Edit Review Improvements/Architecture discussion 2016-10-21

From mediawiki.org

See User:Sbisson (WMF)/PublicEventStream for background.

Things to talk about. Different approaches to ERI stream:

  • Changeprop rule or set of rules. Message for new revisions, API calls to augment that revision, publish that message.
    • Main thing unsure about this approach, when you're after the fact, there is no real way to get the information as it was at the time of the event. For example, edit count, page protection. Most information is not versioned, e.g. length of revision
    • Another thing to consider is this is a YAML configuration file inside of changeprop. That doesn't have any support for things that are different from one wiki to the next. When they do the ORES pre-caching, each wiki has different models. The per-wiki config is done in YAML with string matching. Per-wiki config could be cleaner.
    • Code is on GitHub, we're not sure how deployments are done. People on the team who are deployers should be able to get access if they don't have it already, though. We would prefer Gerrit: https://github.com/wikimedia/change-propagation
  • Twist to this approach is to add what we need that can't be accessed afterwards to the original event. (User editcount, user registration timestamp, page protection)
    • Some arguments have been made about performance, but we don't agree it's an issue. (User things are in memory, protection is a cheap DB query)
      • MS: If these two things are in-memory, we'll include those. If they're not in memory, we can get it from the API afterwards. In terms of product, we can determine reliable and not reliable, and decide how to handle. It might not be that important to have.
      • MF: We can drop certain things that could be misleading, e.g. page protection, and consumers can do their own API calls.
      • MS: There's a difference between desirable and necessary. The ideal would be to add information to the event.
  • Performance: If there is a performance problem, what is the effect of the performance problem (it doesn't delay page load, what does it delay?)
  • ORES extension: In job queue job, after fetching the score, publish our feed directly to ORES extension.
    • RK: Some of the analytics people have the attitude, Collaboration shouldn't modify shared stuff. They want us to use our infrastructure, but not add stuff to the shared topic.

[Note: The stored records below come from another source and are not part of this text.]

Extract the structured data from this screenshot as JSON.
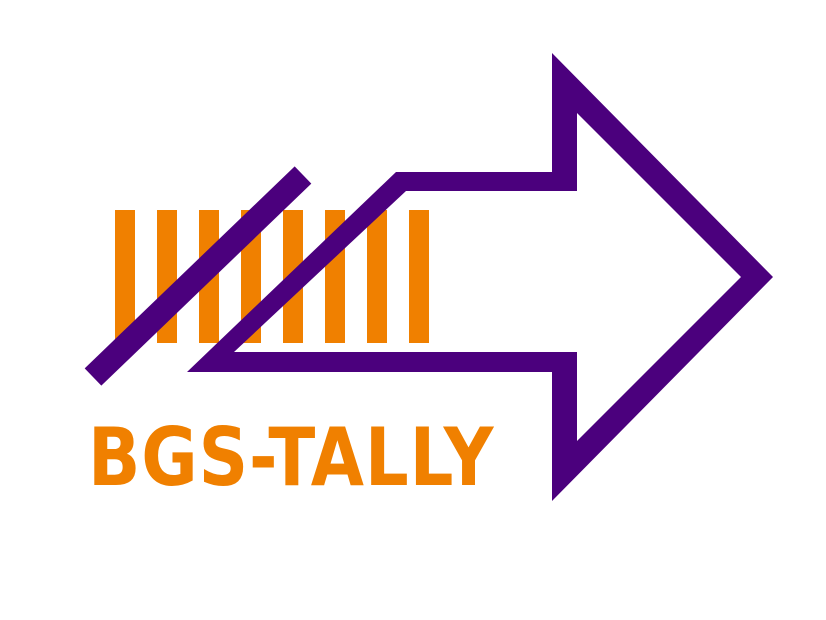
{
  "logo": {
    "wordmark": "BGS-TALLY",
    "tally_mark_count": 8,
    "colors": {
      "orange": "#f08000",
      "purple": "#4b007d",
      "background": "#ffffff"
    },
    "icons": [
      "tally-marks-icon",
      "strike-through-icon",
      "arrow-icon"
    ]
  }
}
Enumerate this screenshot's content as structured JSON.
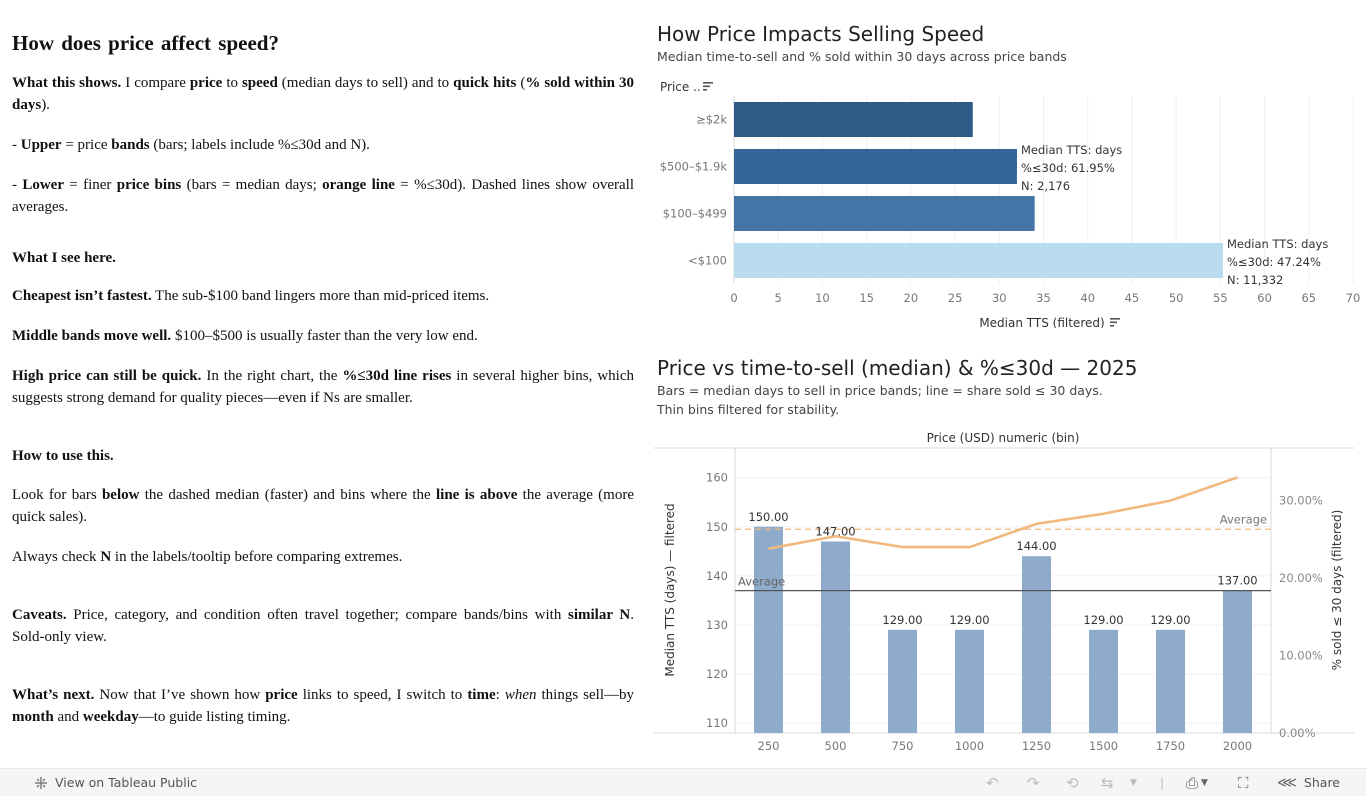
{
  "story": {
    "title": "How does price affect speed?",
    "p1": [
      {
        "t": "What this shows.",
        "b": true
      },
      {
        "t": " I compare "
      },
      {
        "t": "price",
        "b": true
      },
      {
        "t": " to "
      },
      {
        "t": "speed",
        "b": true
      },
      {
        "t": " (median days to sell) and to "
      },
      {
        "t": "quick hits",
        "b": true
      },
      {
        "t": " ("
      },
      {
        "t": "% sold within 30 days",
        "b": true
      },
      {
        "t": ")."
      }
    ],
    "p2": [
      {
        "t": " - "
      },
      {
        "t": "Upper",
        "b": true
      },
      {
        "t": " = price "
      },
      {
        "t": "bands",
        "b": true
      },
      {
        "t": " (bars; labels include %≤30d and N)."
      }
    ],
    "p3": [
      {
        "t": " - "
      },
      {
        "t": "Lower",
        "b": true
      },
      {
        "t": " = finer "
      },
      {
        "t": "price bins",
        "b": true
      },
      {
        "t": " (bars = median days; "
      },
      {
        "t": "orange line",
        "b": true
      },
      {
        "t": " = %≤30d). Dashed lines show overall averages."
      }
    ],
    "p4": [
      {
        "t": "What I see here.",
        "b": true
      }
    ],
    "p5": [
      {
        "t": "Cheapest isn’t fastest.",
        "b": true
      },
      {
        "t": " The sub-$100 band lingers more than mid-priced items."
      }
    ],
    "p6": [
      {
        "t": "Middle bands move well.",
        "b": true
      },
      {
        "t": " $100–$500 is usually faster than the very low end."
      }
    ],
    "p7": [
      {
        "t": "High price can still be quick.",
        "b": true
      },
      {
        "t": " In the right chart, the "
      },
      {
        "t": "%≤30d line rises",
        "b": true
      },
      {
        "t": " in several higher bins, which suggests strong demand for quality pieces—even if Ns are smaller."
      }
    ],
    "p8": [
      {
        "t": "How to use this.",
        "b": true
      }
    ],
    "p9": [
      {
        "t": "Look for bars "
      },
      {
        "t": "below",
        "b": true
      },
      {
        "t": " the dashed median (faster) and bins where the "
      },
      {
        "t": "line is above",
        "b": true
      },
      {
        "t": " the average (more quick sales)."
      }
    ],
    "p10": [
      {
        "t": "Always check "
      },
      {
        "t": "N",
        "b": true
      },
      {
        "t": " in the labels/tooltip before comparing extremes."
      }
    ],
    "p11": [
      {
        "t": "Caveats.",
        "b": true
      },
      {
        "t": " Price, category, and condition often travel together; compare bands/bins with "
      },
      {
        "t": "similar N",
        "b": true
      },
      {
        "t": ". Sold-only view."
      }
    ],
    "p12": [
      {
        "t": "What’s next.",
        "b": true
      },
      {
        "t": " Now that I’ve shown how "
      },
      {
        "t": "price",
        "b": true
      },
      {
        "t": " links to speed, I switch to "
      },
      {
        "t": "time",
        "b": true
      },
      {
        "t": ": "
      },
      {
        "t": "when",
        "i": true
      },
      {
        "t": " things sell—by "
      },
      {
        "t": "month",
        "b": true
      },
      {
        "t": " and "
      },
      {
        "t": "weekday",
        "b": true
      },
      {
        "t": "—to guide listing timing."
      }
    ]
  },
  "chart1": {
    "title": "How Price Impacts Selling Speed",
    "subtitle": "Median time-to-sell and % sold within 30 days across price bands",
    "row_header": "Price ..",
    "sort_icon": "sort-icon",
    "x_axis_title": "Median TTS (filtered)",
    "colors": [
      "#2e5a87",
      "#35669a",
      "#4575a6",
      "#b9dcef"
    ],
    "tooltips": [
      {
        "lines": [
          "Median TTS:  days",
          "%≤30d: 61.95%",
          "N: 2,176"
        ]
      },
      {
        "lines": [
          "Median TTS:  days",
          "%≤30d: 47.24%",
          "N: 11,332"
        ]
      }
    ]
  },
  "chart2": {
    "title": "Price vs time-to-sell (median) & %≤30d — 2025",
    "subtitle1": "Bars = median days to sell in price bands; line = share sold ≤ 30 days.",
    "subtitle2": "Thin bins filtered for stability.",
    "x_header": "Price (USD) numeric (bin)",
    "avg_label": "Average",
    "left_axis_title": "Median TTS (days) — filtered",
    "right_axis_title": "% sold ≤ 30 days (filtered)",
    "bar_color": "#8eabcc",
    "line_color": "#f2b97f"
  },
  "chart_data": [
    {
      "type": "bar",
      "orientation": "horizontal",
      "title": "How Price Impacts Selling Speed",
      "subtitle": "Median time-to-sell and % sold within 30 days across price bands",
      "categories": [
        "≥$2k",
        "$500–$1.9k",
        "$100–$499",
        "<$100"
      ],
      "values": [
        27,
        32,
        34,
        55.3
      ],
      "xlabel": "Median TTS (filtered)",
      "xlim": [
        0,
        70
      ],
      "xticks": [
        "0",
        "5",
        "10",
        "15",
        "20",
        "25",
        "30",
        "35",
        "40",
        "45",
        "50",
        "55",
        "60",
        "65",
        "70"
      ],
      "ylabel": "Price ..",
      "grid": true
    },
    {
      "type": "bar",
      "title": "Price vs time-to-sell (median) & %≤30d — 2025",
      "x": [
        250,
        500,
        750,
        1000,
        1250,
        1500,
        1750,
        2000
      ],
      "xticks": [
        "250",
        "500",
        "750",
        "1000",
        "1250",
        "1500",
        "1750",
        "2000"
      ],
      "xlabel": "Price (USD) numeric (bin)",
      "series": [
        {
          "values": [
            150,
            147,
            129,
            129,
            144,
            129,
            129,
            137
          ],
          "labels": [
            "150.00",
            "147.00",
            "129.00",
            "129.00",
            "144.00",
            "129.00",
            "129.00",
            "137.00"
          ]
        },
        {
          "values": [
            23.8,
            25.4,
            24.0,
            24.0,
            27.0,
            28.3,
            30.0,
            33.0
          ],
          "axis": "right",
          "style": "line"
        }
      ],
      "ylabel": "Median TTS (days) — filtered",
      "ylim": [
        108,
        164
      ],
      "yticks": [
        "110",
        "120",
        "130",
        "140",
        "150",
        "160"
      ],
      "ylabel_right": "% sold ≤ 30 days (filtered)",
      "ylim_right": [
        0,
        35.5
      ],
      "yticks_right": [
        "0.00%",
        "10.00%",
        "20.00%",
        "30.00%"
      ],
      "reference_lines": [
        {
          "axis": "left",
          "value": 137,
          "label": "Average",
          "style": "solid"
        },
        {
          "axis": "right",
          "value": 26.3,
          "label": "Average",
          "style": "dashed"
        }
      ],
      "grid": true
    }
  ],
  "toolbar": {
    "view_label": "View on Tableau Public",
    "share_label": "Share",
    "icons": [
      "tableau-logo-icon",
      "undo-icon",
      "redo-icon",
      "revert-icon",
      "refresh-icon",
      "download-icon",
      "fullscreen-icon",
      "share-icon"
    ]
  }
}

SB: If this project goes anywhere, we're going to want to keep adding fields.

  • SB: We also want to modify RecentChanges page, and set thresholds, it's been said that these thresholds could be configurable per wiki. We want to include the same information in S:RC and in the feed.

MS: What would be the best, and what would be the easiest? SB: Coupling inside the ORES extension. Do we have to have it on the non-ORES wikis?

MS: We could say, our stream has no meaning without ORES and non-ORES new things have to go in RCStream. SB: There's a problem with this fragmentation. MF: Don't want to touch RCStream when it's on the old infrastructure.

Very basic architectural issue is location of eventlogging-eventbus. You can not change that schema, because it's user-facing and shared. Nothng enforces any schema in the way out.

SB: Be as relaxed as possible in what you accept, and strict in what you emit.

RK: There's two schemas (see diagram, 1 and 6). MF: The whole idea is there are multiple 6's. RK: Changing 1 runs into opposition about 6.

RK: Strategy 1: Argue that we can add arbitrary things to 1, as long as they're not added to 6.

  • MF: revisionfirehose is 1, revisioncreate is 6.
  • RK: This should be plan A.

RK: What is plan B? SB: My preference is ORES extension, since it's shared code with other ORES special page stuff.